Here is new video of my Mixed CA/SA Cichlid tank... The tank inhabits the following

1. Female Midas Cichlid
2. Green Terror
3. False Red Terror
4. Texas Cichlid
5. Jack Dempsey
6. 2 Pink Convicts
8. 6in Pleco
8. 3 Giant Danios.

How do you like my Aquascaping?

Enjoy


----------



## MacFish (Jan 4, 2006)

Video no workie. Here's the link

http://smg.photobucket.com/albums/v390/ ... 0_2394.flv


----------



## WakinAZ (Mar 16, 2006)

Love that Midas. The aquascaping is nice the fish seem to like it - esp. the Midas stump/cave. The lighted bubblers are kind of artificial looking, but this is a personal preference. Nice overall.
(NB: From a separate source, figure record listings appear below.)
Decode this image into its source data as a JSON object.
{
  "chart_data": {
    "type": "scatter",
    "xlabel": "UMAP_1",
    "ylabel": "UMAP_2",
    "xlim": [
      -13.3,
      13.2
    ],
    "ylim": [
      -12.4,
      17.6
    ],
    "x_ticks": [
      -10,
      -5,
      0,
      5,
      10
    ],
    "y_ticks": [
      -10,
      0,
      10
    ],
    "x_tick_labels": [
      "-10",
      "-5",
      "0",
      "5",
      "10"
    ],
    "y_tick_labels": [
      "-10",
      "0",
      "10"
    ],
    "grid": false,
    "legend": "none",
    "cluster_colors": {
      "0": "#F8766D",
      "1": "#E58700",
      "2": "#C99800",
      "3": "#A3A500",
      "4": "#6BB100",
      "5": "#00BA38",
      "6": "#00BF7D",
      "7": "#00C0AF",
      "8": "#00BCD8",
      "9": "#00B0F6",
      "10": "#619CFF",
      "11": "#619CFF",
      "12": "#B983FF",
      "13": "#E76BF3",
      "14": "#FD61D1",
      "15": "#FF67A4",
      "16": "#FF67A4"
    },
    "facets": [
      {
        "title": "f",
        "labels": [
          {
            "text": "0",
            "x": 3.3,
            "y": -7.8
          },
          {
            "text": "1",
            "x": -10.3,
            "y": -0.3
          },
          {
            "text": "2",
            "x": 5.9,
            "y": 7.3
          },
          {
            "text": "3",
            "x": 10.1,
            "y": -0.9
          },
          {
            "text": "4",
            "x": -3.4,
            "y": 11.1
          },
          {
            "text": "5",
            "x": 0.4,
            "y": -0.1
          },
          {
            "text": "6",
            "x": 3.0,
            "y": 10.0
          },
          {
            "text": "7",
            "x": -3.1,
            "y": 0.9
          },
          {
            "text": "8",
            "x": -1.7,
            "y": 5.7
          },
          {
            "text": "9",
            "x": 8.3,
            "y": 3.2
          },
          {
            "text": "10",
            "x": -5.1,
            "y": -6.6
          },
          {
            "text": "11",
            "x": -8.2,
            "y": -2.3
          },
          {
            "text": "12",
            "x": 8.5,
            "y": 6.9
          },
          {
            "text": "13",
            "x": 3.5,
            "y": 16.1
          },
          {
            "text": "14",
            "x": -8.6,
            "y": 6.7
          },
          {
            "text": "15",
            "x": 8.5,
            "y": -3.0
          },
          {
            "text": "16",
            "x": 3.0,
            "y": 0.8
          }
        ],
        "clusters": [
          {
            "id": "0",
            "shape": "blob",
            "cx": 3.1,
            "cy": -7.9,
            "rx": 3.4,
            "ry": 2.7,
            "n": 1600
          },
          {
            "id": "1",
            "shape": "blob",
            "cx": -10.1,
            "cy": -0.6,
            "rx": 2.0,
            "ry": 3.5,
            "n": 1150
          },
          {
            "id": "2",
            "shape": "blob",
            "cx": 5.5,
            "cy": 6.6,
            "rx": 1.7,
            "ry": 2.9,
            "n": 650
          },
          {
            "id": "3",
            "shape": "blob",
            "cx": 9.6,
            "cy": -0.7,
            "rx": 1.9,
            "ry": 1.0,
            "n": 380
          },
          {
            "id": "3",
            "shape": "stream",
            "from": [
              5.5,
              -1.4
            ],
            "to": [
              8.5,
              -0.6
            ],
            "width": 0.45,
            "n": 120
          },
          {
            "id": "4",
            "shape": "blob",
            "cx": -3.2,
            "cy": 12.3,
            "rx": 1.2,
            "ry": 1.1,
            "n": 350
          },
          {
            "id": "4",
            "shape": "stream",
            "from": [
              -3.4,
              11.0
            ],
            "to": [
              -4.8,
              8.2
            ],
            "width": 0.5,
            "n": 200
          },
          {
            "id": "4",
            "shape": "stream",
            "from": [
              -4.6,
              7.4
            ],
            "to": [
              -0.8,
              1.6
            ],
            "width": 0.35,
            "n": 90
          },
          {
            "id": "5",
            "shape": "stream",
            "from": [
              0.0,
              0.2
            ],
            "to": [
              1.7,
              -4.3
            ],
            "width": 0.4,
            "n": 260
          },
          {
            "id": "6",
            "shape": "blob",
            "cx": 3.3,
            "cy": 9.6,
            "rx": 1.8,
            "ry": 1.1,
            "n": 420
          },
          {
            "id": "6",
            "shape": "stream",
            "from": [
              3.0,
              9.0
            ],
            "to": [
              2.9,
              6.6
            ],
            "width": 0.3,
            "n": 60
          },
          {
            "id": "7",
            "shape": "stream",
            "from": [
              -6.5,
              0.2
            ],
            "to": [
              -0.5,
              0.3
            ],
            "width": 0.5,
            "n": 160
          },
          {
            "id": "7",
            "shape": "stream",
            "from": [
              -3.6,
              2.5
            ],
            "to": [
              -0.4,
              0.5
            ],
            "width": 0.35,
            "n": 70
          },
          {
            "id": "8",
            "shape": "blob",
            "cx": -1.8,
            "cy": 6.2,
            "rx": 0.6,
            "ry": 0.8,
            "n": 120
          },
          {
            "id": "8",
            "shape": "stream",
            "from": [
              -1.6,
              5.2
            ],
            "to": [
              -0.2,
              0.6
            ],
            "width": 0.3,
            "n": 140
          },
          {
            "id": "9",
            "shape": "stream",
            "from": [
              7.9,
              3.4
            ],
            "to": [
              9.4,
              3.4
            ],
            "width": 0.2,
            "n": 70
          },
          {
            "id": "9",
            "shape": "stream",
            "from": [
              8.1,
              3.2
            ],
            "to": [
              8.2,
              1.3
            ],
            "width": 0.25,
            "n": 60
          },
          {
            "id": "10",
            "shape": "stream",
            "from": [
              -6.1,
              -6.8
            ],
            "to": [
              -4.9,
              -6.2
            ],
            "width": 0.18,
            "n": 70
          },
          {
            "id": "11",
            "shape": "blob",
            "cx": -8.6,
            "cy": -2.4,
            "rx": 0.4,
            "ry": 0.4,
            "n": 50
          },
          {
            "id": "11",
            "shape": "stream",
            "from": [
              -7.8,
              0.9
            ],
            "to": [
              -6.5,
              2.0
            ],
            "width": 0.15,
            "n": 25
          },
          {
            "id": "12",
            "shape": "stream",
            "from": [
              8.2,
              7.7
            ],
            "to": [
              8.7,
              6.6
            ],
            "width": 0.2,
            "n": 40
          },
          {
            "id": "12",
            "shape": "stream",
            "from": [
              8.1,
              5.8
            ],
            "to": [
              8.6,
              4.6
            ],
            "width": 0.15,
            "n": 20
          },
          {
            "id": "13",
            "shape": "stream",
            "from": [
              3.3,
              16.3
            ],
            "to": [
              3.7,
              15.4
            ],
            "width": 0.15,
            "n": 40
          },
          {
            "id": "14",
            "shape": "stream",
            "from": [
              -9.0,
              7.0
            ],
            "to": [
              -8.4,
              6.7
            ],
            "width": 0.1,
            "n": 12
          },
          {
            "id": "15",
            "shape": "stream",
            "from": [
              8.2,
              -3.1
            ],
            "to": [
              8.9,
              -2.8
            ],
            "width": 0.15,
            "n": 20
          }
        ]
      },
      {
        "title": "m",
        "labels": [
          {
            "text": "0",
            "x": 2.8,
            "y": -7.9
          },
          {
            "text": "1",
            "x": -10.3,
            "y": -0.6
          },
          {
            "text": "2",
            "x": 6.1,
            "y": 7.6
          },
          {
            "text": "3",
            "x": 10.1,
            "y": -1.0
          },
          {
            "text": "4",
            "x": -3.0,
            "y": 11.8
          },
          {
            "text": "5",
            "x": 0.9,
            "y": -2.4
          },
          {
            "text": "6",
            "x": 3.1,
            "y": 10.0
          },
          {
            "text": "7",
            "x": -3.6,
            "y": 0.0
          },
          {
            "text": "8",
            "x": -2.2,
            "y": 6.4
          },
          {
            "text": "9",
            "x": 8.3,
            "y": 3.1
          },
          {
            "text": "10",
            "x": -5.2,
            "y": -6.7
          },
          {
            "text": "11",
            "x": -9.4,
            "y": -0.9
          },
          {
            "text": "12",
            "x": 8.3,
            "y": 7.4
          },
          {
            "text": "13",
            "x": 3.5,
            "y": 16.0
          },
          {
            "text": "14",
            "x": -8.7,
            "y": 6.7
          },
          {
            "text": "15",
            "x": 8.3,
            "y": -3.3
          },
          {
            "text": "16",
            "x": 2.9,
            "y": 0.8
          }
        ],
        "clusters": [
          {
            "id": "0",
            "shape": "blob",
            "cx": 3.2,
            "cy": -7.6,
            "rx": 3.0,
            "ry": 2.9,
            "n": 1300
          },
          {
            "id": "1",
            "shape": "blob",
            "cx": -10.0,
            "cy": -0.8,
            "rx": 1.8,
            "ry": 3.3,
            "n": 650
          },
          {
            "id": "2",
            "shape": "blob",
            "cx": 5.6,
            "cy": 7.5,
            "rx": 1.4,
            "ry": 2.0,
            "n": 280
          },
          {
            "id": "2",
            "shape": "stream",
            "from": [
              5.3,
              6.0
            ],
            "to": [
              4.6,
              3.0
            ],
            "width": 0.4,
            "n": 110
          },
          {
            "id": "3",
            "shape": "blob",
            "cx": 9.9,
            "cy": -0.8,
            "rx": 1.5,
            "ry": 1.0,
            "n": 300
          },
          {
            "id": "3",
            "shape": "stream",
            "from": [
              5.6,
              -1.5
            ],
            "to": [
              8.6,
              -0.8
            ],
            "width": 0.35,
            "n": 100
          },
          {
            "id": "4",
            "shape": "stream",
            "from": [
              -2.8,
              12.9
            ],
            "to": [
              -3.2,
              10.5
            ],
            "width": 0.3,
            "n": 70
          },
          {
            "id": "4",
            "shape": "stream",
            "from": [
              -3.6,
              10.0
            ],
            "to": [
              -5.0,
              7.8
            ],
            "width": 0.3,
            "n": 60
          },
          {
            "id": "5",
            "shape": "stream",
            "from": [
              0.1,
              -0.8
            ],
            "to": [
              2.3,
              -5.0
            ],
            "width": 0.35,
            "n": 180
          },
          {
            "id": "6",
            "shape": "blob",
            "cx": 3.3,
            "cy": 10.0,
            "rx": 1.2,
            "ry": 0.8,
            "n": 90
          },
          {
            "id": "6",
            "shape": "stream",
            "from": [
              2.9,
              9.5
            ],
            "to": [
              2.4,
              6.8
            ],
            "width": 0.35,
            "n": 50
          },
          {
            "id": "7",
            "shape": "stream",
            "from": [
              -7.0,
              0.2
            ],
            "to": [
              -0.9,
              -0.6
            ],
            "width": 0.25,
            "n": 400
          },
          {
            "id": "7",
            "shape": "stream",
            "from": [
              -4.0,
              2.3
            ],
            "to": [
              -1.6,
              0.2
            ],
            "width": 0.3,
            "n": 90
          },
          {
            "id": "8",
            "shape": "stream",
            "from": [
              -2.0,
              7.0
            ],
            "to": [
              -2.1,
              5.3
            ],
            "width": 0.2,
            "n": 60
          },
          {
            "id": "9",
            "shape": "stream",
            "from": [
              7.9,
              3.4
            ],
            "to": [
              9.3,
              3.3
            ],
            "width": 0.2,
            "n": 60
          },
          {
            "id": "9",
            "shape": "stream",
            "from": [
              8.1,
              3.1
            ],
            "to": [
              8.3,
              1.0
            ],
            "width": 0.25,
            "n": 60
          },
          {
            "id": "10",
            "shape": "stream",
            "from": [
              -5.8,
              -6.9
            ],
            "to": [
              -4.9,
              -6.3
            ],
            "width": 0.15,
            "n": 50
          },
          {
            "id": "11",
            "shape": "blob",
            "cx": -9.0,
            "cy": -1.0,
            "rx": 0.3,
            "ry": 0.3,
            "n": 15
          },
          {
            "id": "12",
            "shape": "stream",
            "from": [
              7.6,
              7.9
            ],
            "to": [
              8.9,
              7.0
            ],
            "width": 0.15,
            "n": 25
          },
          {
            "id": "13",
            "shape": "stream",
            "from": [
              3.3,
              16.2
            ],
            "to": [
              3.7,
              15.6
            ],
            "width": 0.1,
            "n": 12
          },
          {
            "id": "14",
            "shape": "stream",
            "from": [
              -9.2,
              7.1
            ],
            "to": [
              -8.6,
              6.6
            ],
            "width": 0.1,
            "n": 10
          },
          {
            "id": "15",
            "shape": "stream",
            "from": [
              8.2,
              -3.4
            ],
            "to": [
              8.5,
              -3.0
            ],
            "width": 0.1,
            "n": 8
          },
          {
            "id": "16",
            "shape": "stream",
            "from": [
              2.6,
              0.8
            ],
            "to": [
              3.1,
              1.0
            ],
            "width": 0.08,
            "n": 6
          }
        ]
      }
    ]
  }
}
Love the GT too.

Eric


----------



## Guest (Jun 7, 2008)

holy cow very nice tank.

how long have they been living with eachother?


----------



## convictkid (Jul 28, 2004)

What are the dimensions of said tank.


----------



## dcorolla05 (Aug 12, 2006)

thx for the compliments... However the bubblers are not lighted. There just happens to be two green straight fake plants near the air stones. I do see how they could look like they were lighted though.

The tank has been set up for about 9 months or so.. The green terror and pink convicts are new though...



WakinAZ said:


> Love that Midas. The aquascaping is nice the fish seem to like it - esp. the Midas stump/cave. The lighted bubblers are kind of artificial looking, but this is a personal preference. Nice overall. Love the GT too.
> 
> Eric


----------



## dcorolla05 (Aug 12, 2006)

The tank is 72 x 18 x 24



convictkid said:


> What are the dimensions of said tank.


----------